Because Flatiron’s structure is a bit unusual for a VC firm – all the money comes from Chase Capital Partners instead of a pool of cash raised by Wilson and Colonna – Chase kept most of that billion-dollar windfall, its price for supplying the capital. But that still left $68 million for the partnership. Another $150 million (of which Flatiron kept a cool $11 million) came from an investment in GeoCities, which was acquired by Yahoo! at the end of May. Other springtime successes included investment sites Multex.com and the slumping but still fantastically valued TheStreet.com.

Success generates more success, and the “deal flow” is up near 100 pitches a week at Flatiron Partners. “There’s plenty of business to go around,” says Flatiron’s newest partner, Bob Greene, explaining why Flatiron doesn’t mind sharing its ideas with Chase’s own 120 investment professionals in a weekly meeting that lasts several hours.

At the end of July, in a formal announcement at Flatiron’s modest Park Avenue South offices, the partners unveiled $20 million in investments spread over five companies. Beneath the $20,000 flat-panel television hanging on the wall and among the open offices that would be more in keeping with a young ad agency or a magazine than with an epicenter of wealth creation east of the Rockies, representatives from each company tried to present its idea of the future.

The snappiest presentation was a company called Kozmo.com, which delivers videos and snacks to homes all over Manhattan within an hour from the time an order is placed on its Website. The dog-and-pony show went well, but the real excitement came fifteen minutes into the next presentation, when a bike messenger delivered fifteen pints of rock-hard Ben & Jerry’s to the crowded conference room.

Joseph Park, Kozmo’s head, courted Flatiron’s Jerry Colonna for a couple of years, sending periodic e-mail updates about the business, even after raising $4.5 million in so-called angel money from individual investors like Glen Bell, the founder of Taco Bell. “You still have to do the institutional round. Flatiron’s track record for IPOs and acquisitions is second to none,” says Park. Kozmo.com has plenty of “deal heat” going for it. Flatiron’s VCs measure interest by the number of people willing to show up at any given presentation. Much of the energy obviously comes from the pitch (“Internet to your door … in under an hour”), but Flatiron’s reputation only increases the heat.

One of the other four companies Flatiron presented is led by a startup veteran with a bona fide Internet success, an Atlantan named Gregg Freishtat. He is one of a new personality type, the serial entrepreneur. He starts successful companies the way others manage their love lives: He needs the intensity of adversity.

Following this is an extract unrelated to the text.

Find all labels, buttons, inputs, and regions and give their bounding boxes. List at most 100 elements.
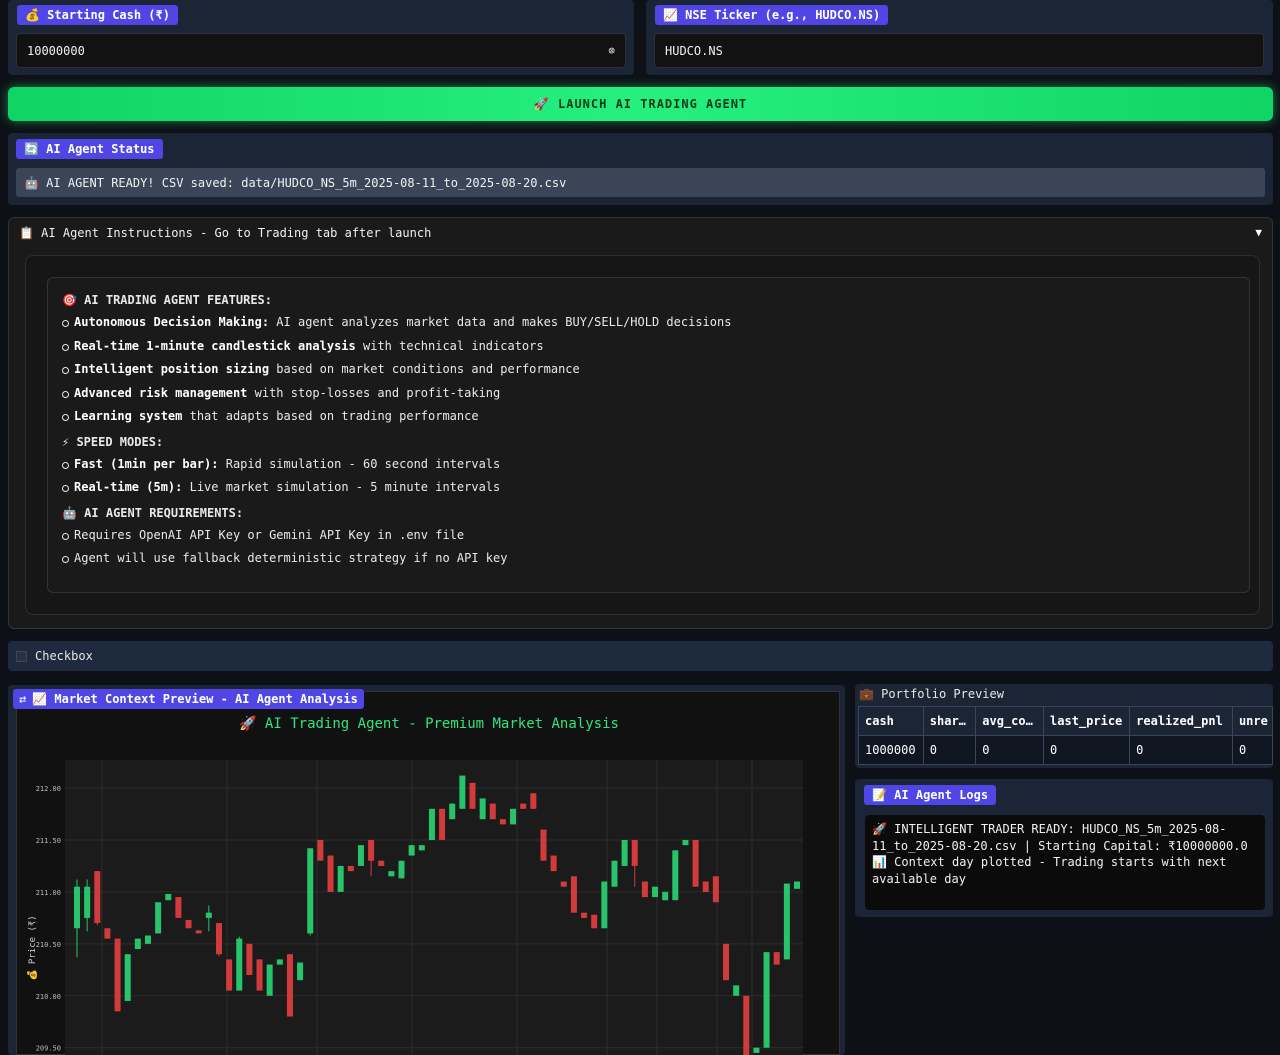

His latest scheme is VerticalOne, which helps people centrally organize all of their Web-based accounts – bank, airline miles, stockbroker, you name it – but he is cleverly getting other sites in the Flatiron family, like TheStreet.com, to market it for him. This is the secret of a successful VC firm, which operates more like a clubhouse than like a bank.

The phenomenal success of venture capital threatens to undo itself. A midsummer correction wreaked portfolio carnage to match the shot-up Atlanta offices of All-Tech Investment and Momentum Securities. Then Internet stocks rebounded sharply last week.

No one really knows why the dot-com stocks pulled out of their dive. But it almost certainly has less to do with Alan Greenspan and interest rates than the fact that the flood of Internet IPOs suddenly turned into a trickle. This solved a supply problem (the market has been swamped with shares faster than the public can absorb them) that has been dragging on Internet stock prices. Some 140 Internet companies have already gone out this year. Dozens more, however, are waiting in the wings for an Autumn liquidity event.

That’s why last week’s Internet recovery is a catch-22 for VCs like Flatiron. When all the Wall Street underwriters get back from the Hamptons, the biggest threat to Internet stock prices won’t be the lull before summer earnings are announced in October. It will be all this venture-capital money looking for exits.